Видимо, я уже тогда замыслил эти свои заметки о писателях направления Нет, поэтому при последнем нашем с ней разговоре – около года назад – опять коснулся той же темы.
– Но ведь теперь исчезли технические и идеологические лозунги объективизма и прочие глупости, – заметил я не без сарказма. – Почему бы тебе не вернуться к своей «Хандре» или не начать другой роман, где ты могла бы снова заняться сюжетом?
– Нет, дорогой, – ответила она. – Мне уже не сдвинуться с места, я ведь по-прежнему не знаю, с чего начать…
– Но, Мария…
– И никаких Марий! Теперь меня зовут Виолет Деварие. Я никогда не напишу ни одного романа, зато имя у меня – как у настоящей писательницы.

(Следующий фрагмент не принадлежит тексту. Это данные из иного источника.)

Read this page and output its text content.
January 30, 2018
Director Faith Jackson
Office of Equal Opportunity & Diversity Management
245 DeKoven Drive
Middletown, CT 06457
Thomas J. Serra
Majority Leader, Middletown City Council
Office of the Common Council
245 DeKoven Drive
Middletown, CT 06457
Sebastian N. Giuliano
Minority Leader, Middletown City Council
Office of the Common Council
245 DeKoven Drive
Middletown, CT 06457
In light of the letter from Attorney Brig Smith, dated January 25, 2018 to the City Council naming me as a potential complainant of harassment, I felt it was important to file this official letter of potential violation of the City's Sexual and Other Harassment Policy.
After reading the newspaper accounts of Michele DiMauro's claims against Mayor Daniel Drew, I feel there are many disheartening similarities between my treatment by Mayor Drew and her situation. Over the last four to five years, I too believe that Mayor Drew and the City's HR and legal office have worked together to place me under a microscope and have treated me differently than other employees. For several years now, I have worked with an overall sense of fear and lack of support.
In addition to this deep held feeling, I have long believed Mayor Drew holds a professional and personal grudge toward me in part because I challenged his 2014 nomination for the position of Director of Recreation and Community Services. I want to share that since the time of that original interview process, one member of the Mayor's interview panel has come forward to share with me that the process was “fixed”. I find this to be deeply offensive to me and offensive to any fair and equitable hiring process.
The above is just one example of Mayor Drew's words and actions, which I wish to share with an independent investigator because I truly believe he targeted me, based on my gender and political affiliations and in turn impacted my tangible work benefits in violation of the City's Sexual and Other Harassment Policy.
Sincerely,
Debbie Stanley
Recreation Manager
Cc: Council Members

16) В последнее время происходит нечто странное: кажется, будто писатели направления Нет сами плывут в мои сети. Вечером я пребывал в самом безмятежном состоянии духа и одним глазом смотрел телевизор, но тут на канале BTV я наткнулся на передачу, посвященную поэту по имени Феррер Лерин,[51] которому сейчас лет пятьдесят пять и который в ранней юности жил в Барселоне, где и подружился с начинающими тогда поэтами Пере Жимферрером и Феликсом де Асуа.[52] Сам Лерин в те же годы написал несколько очень смелых и даже бунтарских стихотворений, о чем в передаче рассказывали Асуа и Жимферрер, но в конце шестидесятых вдруг бросил поэзию и отправился жить в Хаку, что в Уэске, – городок в полном смысле слова провинциальный, к тому же представляющий собой нечто вроде военного гарнизона. Думаю, не покинь он столь неожиданно Барселону, попал бы в антологию «Девять новейших» Кастельета.[53] Но он уехал в Хаку, где и живет вот уже тридцать лет, с увлечением изучая грифов. Иначе говоря, он стал грифологом. Я сразу вспомнил австрийского писателя Франца Блея,[54] который составил своего рода бестиарий, посвященный современным ему литераторам. Феррер Лерин – известный специалист по птицам, изучает грифов, а еще, наверное, современных поэтов, которых в большинстве случаев также можно назвать грифами. Феррер Лерин изучает птиц, которые питаются мертвечиной – поэзией. И его судьба представляется мне не менее замечательной, чем судьба Рембо.